Since doing federated governance “manually” sounds neither feasible nor scalable, it should be computational — or automatic. And that’s it.
🐰 My perspective: For some reason, if you google for “federated computational governance” you get some quote about it being a “team of data product owners” which doesn’t really be very general, and neither like a “must be”.
Let’s take a small example to truly understand this. I think the hardest concept of the data mesh paradigm: Let us build a super small data mesh: A small git repository containing CSVs.
Let’s decentralize ownership: Give every autonomous team push rights to their respective “folder” inside the git repository.
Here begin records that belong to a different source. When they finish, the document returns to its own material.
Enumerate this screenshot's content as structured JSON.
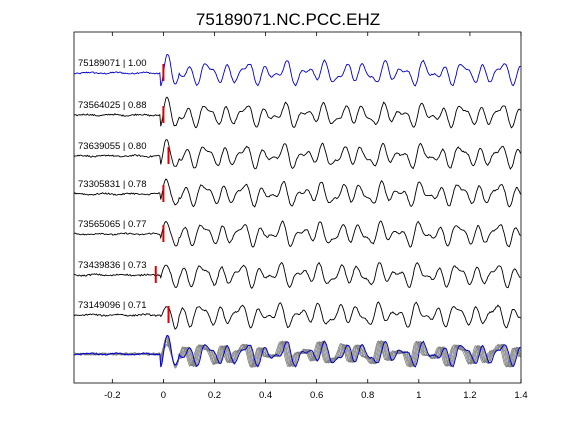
{
  "chart_data": {
    "type": "line",
    "title": "75189071.NC.PCC.EHZ",
    "xlabel": "",
    "ylabel": "",
    "xlim": [
      -0.35,
      1.4
    ],
    "x_ticks": [
      -0.2,
      0,
      0.2,
      0.4,
      0.6,
      0.8,
      1,
      1.2,
      1.4
    ],
    "x_tick_labels": [
      "-0.2",
      "0",
      "0.2",
      "0.4",
      "0.6",
      "0.8",
      "1",
      "1.2",
      "1.4"
    ],
    "grid": false,
    "colors": {
      "reference": "#0000cc",
      "trace": "#000000",
      "stack": "#808080",
      "pick": "#dd0000"
    },
    "series": [
      {
        "label": "75189071 | 1.00",
        "event_id": "75189071",
        "correlation": 1.0,
        "pick_time": 0.0,
        "color": "#0000cc"
      },
      {
        "label": "73564025 | 0.88",
        "event_id": "73564025",
        "correlation": 0.88,
        "pick_time": 0.0,
        "color": "#000000"
      },
      {
        "label": "73639055 | 0.80",
        "event_id": "73639055",
        "correlation": 0.8,
        "pick_time": 0.02,
        "color": "#000000"
      },
      {
        "label": "73305831 | 0.78",
        "event_id": "73305831",
        "correlation": 0.78,
        "pick_time": 0.0,
        "color": "#000000"
      },
      {
        "label": "73565065 | 0.77",
        "event_id": "73565065",
        "correlation": 0.77,
        "pick_time": 0.0,
        "color": "#000000"
      },
      {
        "label": "73439836 | 0.73",
        "event_id": "73439836",
        "correlation": 0.73,
        "pick_time": -0.03,
        "color": "#000000"
      },
      {
        "label": "73149096 | 0.71",
        "event_id": "73149096",
        "correlation": 0.71,
        "pick_time": 0.02,
        "color": "#000000"
      }
    ],
    "stack": {
      "description": "overlay of all traces"
    }
  }
}
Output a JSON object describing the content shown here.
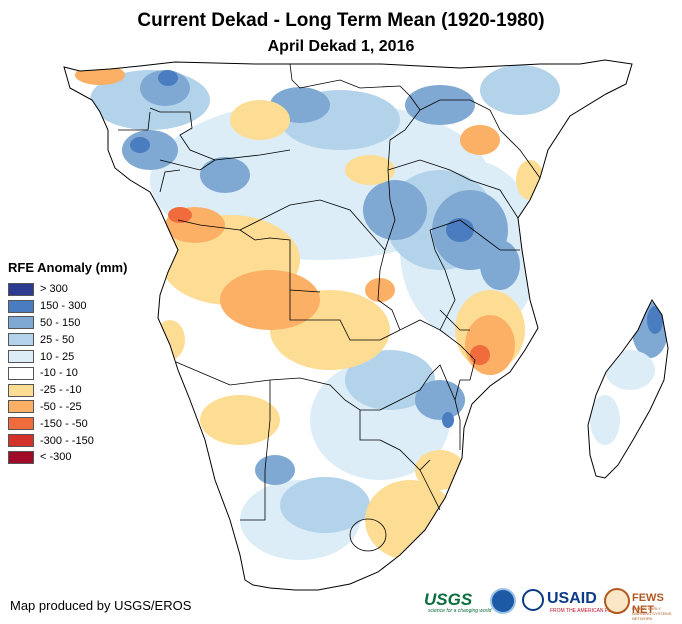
{
  "title": "Current Dekad - Long Term Mean (1920-1980)",
  "subtitle": "April Dekad 1, 2016",
  "legend": {
    "title": "RFE Anomaly (mm)",
    "items": [
      {
        "label": "> 300",
        "color": "#2c3a8f"
      },
      {
        "label": "150 - 300",
        "color": "#4a7dbf"
      },
      {
        "label": "50 - 150",
        "color": "#7fa8d3"
      },
      {
        "label": "25 - 50",
        "color": "#b3d3ea"
      },
      {
        "label": "10 - 25",
        "color": "#dcedf7"
      },
      {
        "label": "-10 - 10",
        "color": "#ffffff"
      },
      {
        "label": "-25 - -10",
        "color": "#fddc93"
      },
      {
        "label": "-50 - -25",
        "color": "#fbb066"
      },
      {
        "label": "-150 - -50",
        "color": "#f06c3c"
      },
      {
        "label": "-300 - -150",
        "color": "#d2322a"
      },
      {
        "label": "< -300",
        "color": "#a00c28"
      }
    ]
  },
  "credit": "Map produced by USGS/EROS",
  "logos": {
    "usgs": "USGS",
    "usgs_tagline": "science for a changing world",
    "usaid": "USAID",
    "usaid_tagline": "FROM THE AMERICAN PEOPLE",
    "fews": "FEWS NET",
    "fews_tagline": "FAMINE EARLY WARNING SYSTEMS NETWORK"
  }
}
So now, teams can completely autonomously push data into the data mesh.
But wait! Someone just pushed in lots of personalized information, that’s not good! Let’s introduce some governance. Put up a small “BestPractices.MD” with a section “How to handle data sensitively”, and invite the teams to submit pull requests to that.
Perfect, we just federated the data governance.
The question only is, how do we truly control this? How about instead of giving teams push rights we let them create pull requests? Does that sound like a solution? I hope not, because it would take away a lot of autonomy and pretty much destroy the network effects we would gain by running a data mesh.
So? The only good option here is to have some automatic way of checking the pushed data, like a git-hook scanning for X@Y.Z patterns, or something like that. So let’s implement that and congratulations, we just added the computational to the federated governance!
At our destination: So we quickly arrived at our destination, federated computational governance. I hope the trade-off, and the key questions become apparent to you. How decentralized should this be? How much do we want to control? How much freedom do we have to take away to gain which kind of value by making the meshwork together?
Can I ignore this if I am small? The problem with governance is, for a data mesh, it is what keeps it “meshy”. If your mesh is small, actually consisting of CSVs, but the CSVs have no way of joining together because people keep messing up the conformed dimensions used for joining, your data mesh becomes pretty worthless. So there is no way around federated computational governance if you’re implementing a data mesh.
Now, this might sound like something that is only important in the data mesh context, but I think it already is kind of alive in a lot of companies extracting data at scale, not specifically following a data mesh paradigm. Most machine learning systems in fact will run in a mostly decentralized way, exposing data through APIs, just as most dashboards created by decentralized data analysts which all too often produce data governance issues.
Additionally, federated computational governance opens up a lot of business opportunities, because automatic data classification, identification, access right monitoring isn’t something that is covered by many solutions out there, but it should.